There are, however, a number of proponents of the Swift network and MT798 among banks on both sides
of the Atlantic.
“There is much value to be gained from investing in a solution that leverages on Swift connectivity,” says Johnson at BofAML, pointing out that the Swift network offers access to an installed user base of about 8,000 banks and a growing base of corporates – about 1,000 at present.
He adds that Swift has also recently made it easier for corporates to join its network. Last year, it launched Alliance Lite2, a cloud-based connectivity option for corporates, which provides them with a low-cost option to join Swift.
Meanwhile, UniCredit, which relies on the DTA standard for messaging in Germany, plans to use Swift’s MT798 messaging standard for communications with banks and corporates in other countries.
“If the world had adopted the German DTA standard, we would not have needed MT798. However, our activities are not restricted to Germany. We have international clients and do not deal solely with German banks and, therefore, we will use the MT798 standard for the automatic exchange of data,” says Wohlgeschaffen, noting that UniCredit is involved in pilot projects with several clients for MT798 messaging. “The world wide web can also be used as a communication channel to exchange data, but may not be as secure as the Swift network.”

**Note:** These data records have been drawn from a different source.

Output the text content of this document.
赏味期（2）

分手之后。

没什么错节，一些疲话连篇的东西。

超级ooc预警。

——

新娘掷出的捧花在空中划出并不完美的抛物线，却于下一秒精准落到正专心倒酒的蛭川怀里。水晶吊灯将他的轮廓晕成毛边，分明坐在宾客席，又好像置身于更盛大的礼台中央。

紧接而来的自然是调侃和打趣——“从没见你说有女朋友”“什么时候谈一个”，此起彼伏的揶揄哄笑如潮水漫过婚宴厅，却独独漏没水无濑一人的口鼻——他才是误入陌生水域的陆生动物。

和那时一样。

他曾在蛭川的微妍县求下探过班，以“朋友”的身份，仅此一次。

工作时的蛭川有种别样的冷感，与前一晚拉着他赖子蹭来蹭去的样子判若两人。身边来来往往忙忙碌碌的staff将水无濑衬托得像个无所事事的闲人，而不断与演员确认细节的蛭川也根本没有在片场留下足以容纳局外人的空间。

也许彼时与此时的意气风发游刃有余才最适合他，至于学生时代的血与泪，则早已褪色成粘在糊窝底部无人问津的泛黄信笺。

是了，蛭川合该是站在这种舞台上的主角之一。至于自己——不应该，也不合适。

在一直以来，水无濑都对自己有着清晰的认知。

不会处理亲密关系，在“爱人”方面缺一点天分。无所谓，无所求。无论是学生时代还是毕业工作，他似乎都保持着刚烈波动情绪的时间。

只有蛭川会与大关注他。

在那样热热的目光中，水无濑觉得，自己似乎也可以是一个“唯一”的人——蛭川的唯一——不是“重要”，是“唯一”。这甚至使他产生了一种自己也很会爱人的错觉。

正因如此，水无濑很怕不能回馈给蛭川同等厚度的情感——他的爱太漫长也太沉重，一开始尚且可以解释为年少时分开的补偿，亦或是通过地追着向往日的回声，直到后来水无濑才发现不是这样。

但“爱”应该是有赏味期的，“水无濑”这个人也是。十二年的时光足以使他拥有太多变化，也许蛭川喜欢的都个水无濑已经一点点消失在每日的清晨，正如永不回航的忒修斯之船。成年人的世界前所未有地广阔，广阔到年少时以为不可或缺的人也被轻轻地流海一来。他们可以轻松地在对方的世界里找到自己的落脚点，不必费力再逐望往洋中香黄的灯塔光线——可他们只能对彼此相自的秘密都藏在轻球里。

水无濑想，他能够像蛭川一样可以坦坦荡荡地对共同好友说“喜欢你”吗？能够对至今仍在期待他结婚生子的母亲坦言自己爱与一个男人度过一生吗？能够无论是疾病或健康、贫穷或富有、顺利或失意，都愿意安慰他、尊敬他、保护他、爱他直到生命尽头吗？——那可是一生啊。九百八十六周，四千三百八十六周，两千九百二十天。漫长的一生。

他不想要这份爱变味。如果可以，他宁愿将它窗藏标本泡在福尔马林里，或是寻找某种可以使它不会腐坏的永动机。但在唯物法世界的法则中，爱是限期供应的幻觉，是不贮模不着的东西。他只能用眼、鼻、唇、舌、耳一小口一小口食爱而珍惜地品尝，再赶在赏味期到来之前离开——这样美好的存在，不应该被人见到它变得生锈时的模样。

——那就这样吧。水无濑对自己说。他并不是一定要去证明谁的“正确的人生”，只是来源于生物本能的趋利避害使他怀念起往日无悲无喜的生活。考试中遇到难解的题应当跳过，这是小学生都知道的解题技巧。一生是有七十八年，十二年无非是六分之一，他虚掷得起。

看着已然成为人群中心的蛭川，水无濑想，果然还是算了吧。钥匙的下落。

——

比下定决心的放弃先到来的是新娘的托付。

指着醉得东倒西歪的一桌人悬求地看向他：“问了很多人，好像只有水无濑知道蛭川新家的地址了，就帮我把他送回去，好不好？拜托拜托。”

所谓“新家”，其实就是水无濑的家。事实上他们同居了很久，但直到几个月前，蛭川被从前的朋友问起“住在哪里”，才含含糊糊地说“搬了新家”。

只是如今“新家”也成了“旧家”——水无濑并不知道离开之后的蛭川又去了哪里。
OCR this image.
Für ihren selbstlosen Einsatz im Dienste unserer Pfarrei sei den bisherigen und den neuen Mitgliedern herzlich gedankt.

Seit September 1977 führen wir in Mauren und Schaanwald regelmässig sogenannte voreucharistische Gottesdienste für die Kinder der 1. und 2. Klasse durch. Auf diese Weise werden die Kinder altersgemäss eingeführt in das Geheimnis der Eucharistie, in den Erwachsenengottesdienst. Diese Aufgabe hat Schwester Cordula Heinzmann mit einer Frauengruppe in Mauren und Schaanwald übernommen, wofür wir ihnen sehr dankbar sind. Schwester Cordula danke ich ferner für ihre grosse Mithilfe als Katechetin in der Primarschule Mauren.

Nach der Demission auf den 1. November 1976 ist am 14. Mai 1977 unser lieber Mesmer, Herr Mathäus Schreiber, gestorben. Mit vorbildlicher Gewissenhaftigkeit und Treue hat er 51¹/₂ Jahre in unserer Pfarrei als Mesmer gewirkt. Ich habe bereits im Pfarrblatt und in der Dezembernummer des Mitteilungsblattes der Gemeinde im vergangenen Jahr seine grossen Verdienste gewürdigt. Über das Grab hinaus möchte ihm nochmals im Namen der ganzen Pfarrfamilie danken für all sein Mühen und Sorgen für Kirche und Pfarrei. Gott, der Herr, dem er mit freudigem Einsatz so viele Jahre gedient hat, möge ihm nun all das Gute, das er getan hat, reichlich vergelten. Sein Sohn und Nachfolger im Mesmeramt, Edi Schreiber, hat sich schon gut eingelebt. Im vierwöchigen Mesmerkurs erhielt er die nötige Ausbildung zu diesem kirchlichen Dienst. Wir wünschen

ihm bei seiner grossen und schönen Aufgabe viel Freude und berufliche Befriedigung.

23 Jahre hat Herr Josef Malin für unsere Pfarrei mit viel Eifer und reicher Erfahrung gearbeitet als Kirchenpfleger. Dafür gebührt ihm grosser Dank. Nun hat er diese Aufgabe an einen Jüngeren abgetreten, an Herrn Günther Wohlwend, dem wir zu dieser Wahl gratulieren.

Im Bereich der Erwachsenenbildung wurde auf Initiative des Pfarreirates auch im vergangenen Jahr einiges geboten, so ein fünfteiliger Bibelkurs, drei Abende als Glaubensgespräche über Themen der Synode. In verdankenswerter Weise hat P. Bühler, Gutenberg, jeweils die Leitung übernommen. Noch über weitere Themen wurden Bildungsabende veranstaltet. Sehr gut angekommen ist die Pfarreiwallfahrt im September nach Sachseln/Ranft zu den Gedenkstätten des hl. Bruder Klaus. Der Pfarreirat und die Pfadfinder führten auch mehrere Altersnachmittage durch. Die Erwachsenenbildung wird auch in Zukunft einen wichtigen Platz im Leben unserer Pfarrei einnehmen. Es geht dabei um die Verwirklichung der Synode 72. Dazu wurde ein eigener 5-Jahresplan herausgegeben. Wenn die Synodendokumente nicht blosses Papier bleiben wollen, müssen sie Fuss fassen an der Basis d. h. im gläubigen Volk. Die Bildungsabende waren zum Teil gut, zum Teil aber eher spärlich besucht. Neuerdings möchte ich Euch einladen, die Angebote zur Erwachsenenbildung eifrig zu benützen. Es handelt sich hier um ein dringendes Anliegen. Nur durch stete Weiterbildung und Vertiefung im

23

He adds that it is up to Swift, and clients that are contractually connected to Swift, to consider allowing other third parties such as freight forwarders to use the Swift network. “However, here we are dealing with smaller amounts of information, which may not be so critical,” he says.
Another factor, which is expected to favour the use of MT798 is that Swift’s role in enabling communications and messaging between banks and corporates goes well beyond trade finance.
“Swift offers more than a standardised format for communications between banks and corporates in the trade finance space. Swift messaging standards can also be used for cash management, foreign exchange and other activities within the corporate treasury space,” concludes Katsman.
Other solution providers
Athough independent vendors of trade finance solutions look set to steal much of the limelight when it comes to servicing the needs of large corporates and MNCs, there may be scope for other players in this space too.
According to Swift’s Casterman, providers of Enterprise Resource Management (ERP) systems, such as SAP and Oracle, could play a valuable role – if they address large corporates’ growing requirements.
“The software systems corporates use for their payments and cash management do not typically include a trade module,” says Casterman, pointing out that large corporates rely on ERP systems, and often have a treasury management system in place, but that neither of these solutions typically offer trade finance functionality.
“I believe that ERP vendors should look to implement a trade finance module into their solutions as it is becoming increasingly apparent that corporates are looking for full integration between their trade finance software and ERP systems,” he adds.